# Need phone with TELUGU interface



## Arun the Gr8 (Feb 9, 2011)

Guys,

I need to buy a phone with *TELUGU* interface for my grandmother. So it'll be better if it's *not* a touch based phone and is compatible with a bluetooth handsfree. My range is upto a max of Rs. 5000.

Thanks!


----------



## desiibond (Feb 9, 2011)

Arun the Gr8 said:


> Guys,
> 
> I need to buy a phone with *TELUGU* interface for my grandmother. So it'll be better if it's *not* a touch based phone and is compatible with a bluetooth handsfree. My range is upto a max of Rs. 5000.
> 
> Thanks!



best thing is shop ki veli font etc check chesi teesukovatam.
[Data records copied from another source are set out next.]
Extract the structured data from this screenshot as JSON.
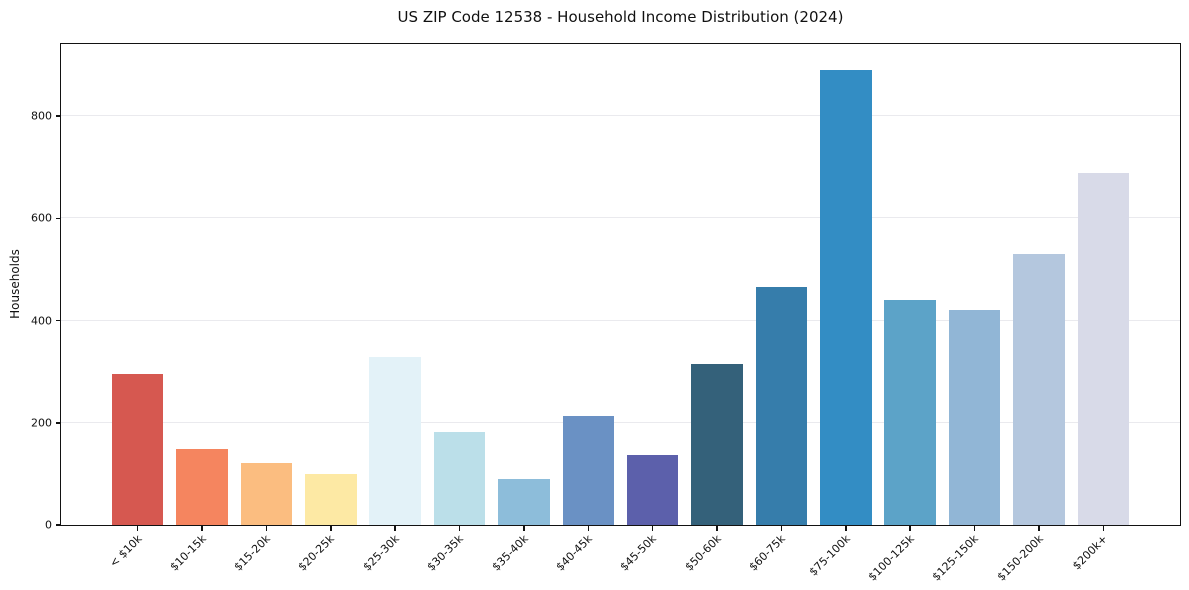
{
  "title": "US ZIP Code 12538 - Household Income Distribution (2024)",
  "chart_data": {
    "type": "bar",
    "title": "US ZIP Code 12538 - Household Income Distribution (2024)",
    "xlabel": "",
    "ylabel": "Households",
    "categories": [
      "< $10k",
      "$10-15k",
      "$15-20k",
      "$20-25k",
      "$25-30k",
      "$30-35k",
      "$35-40k",
      "$40-45k",
      "$45-50k",
      "$50-60k",
      "$60-75k",
      "$75-100k",
      "$100-125k",
      "$125-150k",
      "$150-200k",
      "$200k+"
    ],
    "values": [
      296,
      148,
      122,
      100,
      328,
      182,
      90,
      213,
      136,
      315,
      466,
      890,
      440,
      420,
      530,
      689
    ],
    "bar_colors": [
      "#d65850",
      "#f5855f",
      "#fbbd80",
      "#fde9a4",
      "#e3f2f8",
      "#bbdfe9",
      "#8dbdda",
      "#6a91c4",
      "#5c60ab",
      "#34617a",
      "#367dab",
      "#338dc4",
      "#5ca3c8",
      "#91b6d6",
      "#b4c7de",
      "#d8dae8"
    ],
    "yticks": [
      0,
      200,
      400,
      600,
      800
    ],
    "ylim": [
      0,
      941
    ],
    "grid": "horizontal",
    "gridline_color": "#eaeaee",
    "background_color": "#ffffff",
    "xtick_rotation": 45,
    "legend": "none"
  }
}
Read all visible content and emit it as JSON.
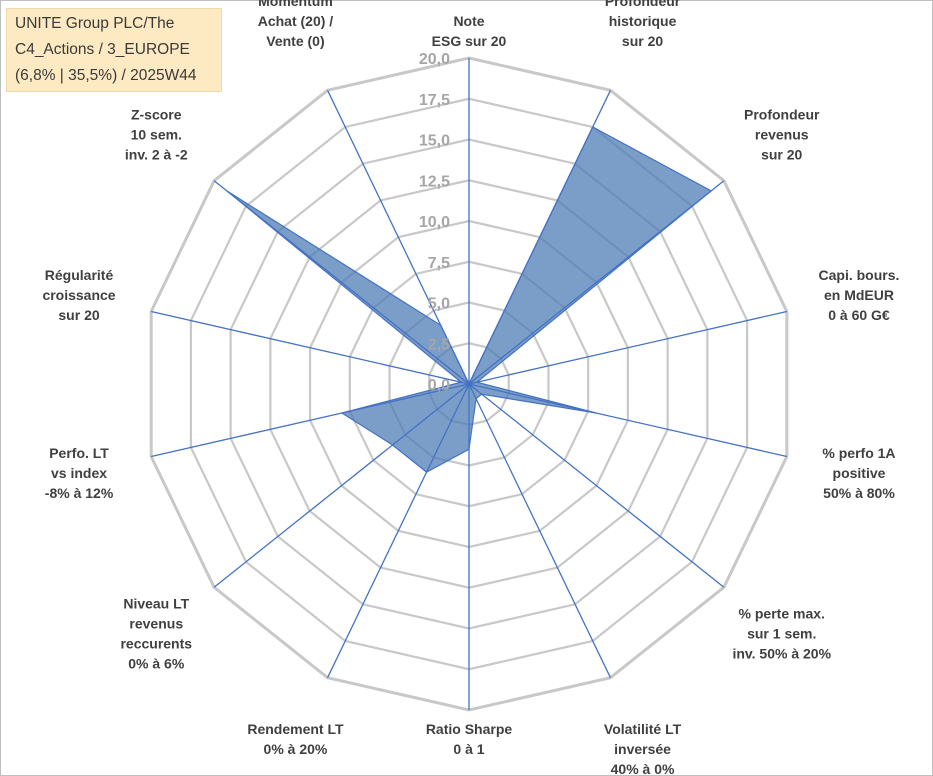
{
  "title_lines": [
    "UNITE Group PLC/The",
    "C4_Actions / 3_EUROPE",
    "(6,8% | 35,5%) / 2025W44"
  ],
  "colors": {
    "grid": "#c8c8c8",
    "spoke": "#4472c4",
    "fill": "#4f7db5",
    "fill_opacity": "0.75",
    "outline": "#4472c4",
    "title_bg": "#fde9c2"
  },
  "chart_data": {
    "type": "radar",
    "rmin": 0,
    "rmax": 20,
    "step": 2.5,
    "ticks": [
      "0,0",
      "2,5",
      "5,0",
      "7,5",
      "10,0",
      "12,5",
      "15,0",
      "17,5",
      "20,0"
    ],
    "axes": [
      {
        "label": [
          "Note",
          "ESG sur 20"
        ],
        "value": 0
      },
      {
        "label": [
          "Profondeur",
          "historique",
          "sur 20"
        ],
        "value": 17.5
      },
      {
        "label": [
          "Profondeur",
          "revenus",
          "sur 20"
        ],
        "value": 19
      },
      {
        "label": [
          "Capi. bours.",
          "en MdEUR",
          "0 à 60 G€"
        ],
        "value": 0.5
      },
      {
        "label": [
          "% perfo 1A",
          "positive",
          "50% à 80%"
        ],
        "value": 8
      },
      {
        "label": [
          "% perte max.",
          "sur 1 sem.",
          "inv. 50% à 20%"
        ],
        "value": 1
      },
      {
        "label": [
          "Volatilité LT",
          "inversée",
          "40% à 0%"
        ],
        "value": 1
      },
      {
        "label": [
          "Ratio Sharpe",
          "0 à 1"
        ],
        "value": 4
      },
      {
        "label": [
          "Rendement LT",
          "0% à 20%"
        ],
        "value": 6
      },
      {
        "label": [
          "Niveau LT",
          "revenus",
          "reccurents",
          "0% à 6%"
        ],
        "value": 6
      },
      {
        "label": [
          "Perfo. LT",
          "vs index",
          "-8% à 12%"
        ],
        "value": 8
      },
      {
        "label": [
          "Régularité",
          "croissance",
          "sur 20"
        ],
        "value": 0.5
      },
      {
        "label": [
          "Z-score",
          "10 sem.",
          "inv. 2 à -2"
        ],
        "value": 19
      },
      {
        "label": [
          "Momentum",
          "Achat (20) /",
          "Vente (0)"
        ],
        "value": 4
      }
    ]
  }
}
Nokia and samsung models konni unnai telugu font and keypad tho.


----------



## vulpine (Feb 9, 2011)

nokia 5130 supports telugu interface.

maa frnd okadu vundevadu(picha telugu fan aadu). telugu interface vaade vadu variety ga....
konni mari comedy ga vundevi.... "venakki vellu" for back "inka" for more....
i dont remember.... some wer more hilarious.... 

you can check more s40 phones from nokia....


----------



## Arun the Gr8 (Feb 9, 2011)

Thanks guys.that's exactly what I did. And I found Nokia C1-02

Pretty Neat huh!!


----------



## sriharsha_madineni (Feb 13, 2011)

@All
Telugu phone kuda undi ani ippude telisindi  

@Arun
Thanks for the info


----------



## sriharsha_madineni (Feb 13, 2011)

vulpine said:


> nokia 5130 supports telugu interface.
> 
> maa frnd okadu vundevadu(picha telugu fan aadu). telugu interface vaade vadu variety ga....
> konni mari comedy ga vundevi.... "venakki vellu" for back "inka" for more....
> ...



haha venakki vellu, pampu, munduku pampu, nishabdam hehe lolz


----------